Title

A Numerical Study of One-Step Models of Polymerization: Frontal Versus Bulk Mode

Document Type

Article

Publication Date

7-1-2005

Publication Title

Physica D: Nonlinear Phenomena

Abstract

In free-radical polymerization, a monomer-initiator mixture is converted into a polymer. Depending on initial and boundary conditions, free-radical polymerization can occur either in a bulk mode (BP) or in a frontal mode (FP) via a propagating self-sustaining reaction front. The main goal of this paper is to study the role that bulk polymerization plays in frontal polymerization processes for various one-step kinetics models.

We use numerical simulations to study the influence of reaction kinetics on one-dimensional frontal polymerization. We show that the long-time behavior of systems modeled with discontinuous distributed kinetics (e.g. step-function kinetics) significantly departs from the long-time behavior of systems modeled with Arrhenius kinetics. The difference is due to slow BP in the initial mixture of reagents, which influences both the speed and the long-time stability of the reaction front.

Further, we show that for distributed kinetics a “true” FP is only possible for a steadily propagating, traveling-wave reaction front. When a front propagates in a pulsating mode, we demonstrate the existence of pockets of unreacted monomer behind the front. These pockets evolve via a bulk polymerization mechanism.

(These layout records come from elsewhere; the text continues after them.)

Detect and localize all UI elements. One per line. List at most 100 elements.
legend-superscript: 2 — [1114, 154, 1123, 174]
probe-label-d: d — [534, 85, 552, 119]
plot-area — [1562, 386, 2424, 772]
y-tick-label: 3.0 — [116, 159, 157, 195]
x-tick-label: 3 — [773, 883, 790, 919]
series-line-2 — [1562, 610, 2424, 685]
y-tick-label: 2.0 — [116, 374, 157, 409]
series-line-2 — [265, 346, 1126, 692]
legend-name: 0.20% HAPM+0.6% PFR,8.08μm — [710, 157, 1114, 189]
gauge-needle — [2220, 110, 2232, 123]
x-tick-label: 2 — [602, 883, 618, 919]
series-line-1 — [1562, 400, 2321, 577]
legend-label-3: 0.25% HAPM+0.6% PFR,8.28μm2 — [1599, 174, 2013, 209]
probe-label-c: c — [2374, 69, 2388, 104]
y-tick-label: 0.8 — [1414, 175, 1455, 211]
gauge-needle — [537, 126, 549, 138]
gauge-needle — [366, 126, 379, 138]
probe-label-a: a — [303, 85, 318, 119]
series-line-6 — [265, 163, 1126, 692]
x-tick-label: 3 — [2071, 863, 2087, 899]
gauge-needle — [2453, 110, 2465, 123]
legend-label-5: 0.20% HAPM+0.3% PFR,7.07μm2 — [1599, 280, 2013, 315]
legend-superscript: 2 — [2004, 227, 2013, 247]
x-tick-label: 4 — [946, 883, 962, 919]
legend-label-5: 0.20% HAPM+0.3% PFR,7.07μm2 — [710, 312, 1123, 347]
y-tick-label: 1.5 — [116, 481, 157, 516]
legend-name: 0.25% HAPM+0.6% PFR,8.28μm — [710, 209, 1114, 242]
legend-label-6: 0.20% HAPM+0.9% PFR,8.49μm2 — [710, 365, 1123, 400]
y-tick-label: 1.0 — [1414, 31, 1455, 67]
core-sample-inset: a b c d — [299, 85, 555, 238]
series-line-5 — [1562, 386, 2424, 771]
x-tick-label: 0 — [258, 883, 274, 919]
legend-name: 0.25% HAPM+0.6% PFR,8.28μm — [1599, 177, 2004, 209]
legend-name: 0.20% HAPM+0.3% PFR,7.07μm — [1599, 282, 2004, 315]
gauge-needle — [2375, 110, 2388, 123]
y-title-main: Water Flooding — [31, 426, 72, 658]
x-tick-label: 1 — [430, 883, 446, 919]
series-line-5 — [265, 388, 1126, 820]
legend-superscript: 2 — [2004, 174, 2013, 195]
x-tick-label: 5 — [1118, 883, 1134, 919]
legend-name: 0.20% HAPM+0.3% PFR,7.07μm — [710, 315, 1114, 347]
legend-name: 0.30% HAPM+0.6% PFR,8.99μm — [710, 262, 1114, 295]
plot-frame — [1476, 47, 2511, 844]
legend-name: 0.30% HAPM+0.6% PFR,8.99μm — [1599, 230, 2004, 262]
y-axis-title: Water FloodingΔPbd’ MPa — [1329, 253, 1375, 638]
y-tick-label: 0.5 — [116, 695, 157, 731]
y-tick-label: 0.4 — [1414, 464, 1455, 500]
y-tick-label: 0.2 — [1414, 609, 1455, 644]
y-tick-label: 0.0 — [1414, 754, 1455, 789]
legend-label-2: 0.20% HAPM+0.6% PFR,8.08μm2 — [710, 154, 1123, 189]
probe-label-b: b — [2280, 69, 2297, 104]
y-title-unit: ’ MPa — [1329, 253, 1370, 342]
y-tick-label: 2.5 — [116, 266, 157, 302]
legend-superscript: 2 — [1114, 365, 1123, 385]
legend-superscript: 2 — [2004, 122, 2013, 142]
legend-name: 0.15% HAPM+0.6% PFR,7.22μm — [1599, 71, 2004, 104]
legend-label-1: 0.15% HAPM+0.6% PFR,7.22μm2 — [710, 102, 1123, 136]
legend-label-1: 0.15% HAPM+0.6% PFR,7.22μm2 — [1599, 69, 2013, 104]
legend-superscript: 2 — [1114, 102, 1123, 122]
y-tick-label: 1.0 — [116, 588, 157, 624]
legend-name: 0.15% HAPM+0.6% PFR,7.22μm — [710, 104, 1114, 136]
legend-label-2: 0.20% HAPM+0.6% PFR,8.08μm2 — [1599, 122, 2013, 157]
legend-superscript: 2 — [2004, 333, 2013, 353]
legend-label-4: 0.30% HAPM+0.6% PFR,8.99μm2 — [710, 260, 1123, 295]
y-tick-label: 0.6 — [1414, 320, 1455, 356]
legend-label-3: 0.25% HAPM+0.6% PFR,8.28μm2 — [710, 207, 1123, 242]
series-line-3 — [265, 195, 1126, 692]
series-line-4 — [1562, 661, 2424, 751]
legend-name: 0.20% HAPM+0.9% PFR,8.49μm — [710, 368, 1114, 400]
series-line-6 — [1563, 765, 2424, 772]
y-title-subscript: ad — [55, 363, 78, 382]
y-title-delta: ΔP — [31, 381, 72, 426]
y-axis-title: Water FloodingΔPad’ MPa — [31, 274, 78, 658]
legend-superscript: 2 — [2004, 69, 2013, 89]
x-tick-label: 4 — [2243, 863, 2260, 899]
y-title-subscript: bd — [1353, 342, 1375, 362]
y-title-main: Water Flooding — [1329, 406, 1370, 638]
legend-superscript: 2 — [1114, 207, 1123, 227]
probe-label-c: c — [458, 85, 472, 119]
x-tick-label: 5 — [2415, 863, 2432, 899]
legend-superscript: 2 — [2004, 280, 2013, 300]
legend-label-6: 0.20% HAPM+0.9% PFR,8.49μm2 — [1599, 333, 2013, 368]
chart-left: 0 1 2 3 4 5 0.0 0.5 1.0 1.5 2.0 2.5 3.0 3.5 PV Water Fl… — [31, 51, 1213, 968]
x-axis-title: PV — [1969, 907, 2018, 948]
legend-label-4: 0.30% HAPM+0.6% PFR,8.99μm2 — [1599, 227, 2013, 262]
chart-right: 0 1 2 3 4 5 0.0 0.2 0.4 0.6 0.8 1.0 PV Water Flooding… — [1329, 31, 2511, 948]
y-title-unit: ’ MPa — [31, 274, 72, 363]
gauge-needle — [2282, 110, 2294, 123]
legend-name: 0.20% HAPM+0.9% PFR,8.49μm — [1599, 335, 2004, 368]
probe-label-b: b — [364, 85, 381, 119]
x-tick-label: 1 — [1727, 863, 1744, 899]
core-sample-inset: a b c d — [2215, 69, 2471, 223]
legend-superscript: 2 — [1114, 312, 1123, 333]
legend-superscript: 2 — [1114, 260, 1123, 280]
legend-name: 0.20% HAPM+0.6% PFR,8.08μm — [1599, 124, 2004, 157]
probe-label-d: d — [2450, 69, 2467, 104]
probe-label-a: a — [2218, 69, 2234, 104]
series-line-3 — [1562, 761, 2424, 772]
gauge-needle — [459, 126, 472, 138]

A mathematical model of one-step free-radical frontal polymerization is identical to the model of gasless combustion, so bulk reactions play a role in the latter context, as well. However, fronts propagate much faster in combustion than in polymerization, and slow bulk reactions in regions ahead of the burning front can generally be neglected.

Original Citation

Cardarelli, S. A., Golovaty, D., Gross, L. K., Gyrya, V. T., and Zhu, J. (2005). A Numerical Study of One-step Models of Polymerization: Frontal Versus Bulk Mode. Physica D: Nonlinear Phenomena, 206(3-4), 145 - 165, doi: 10.1016/j.physd.2005.05.005.

DOI

10.1016/j.physd.2005.05.005

Volume

206

Issue

3-4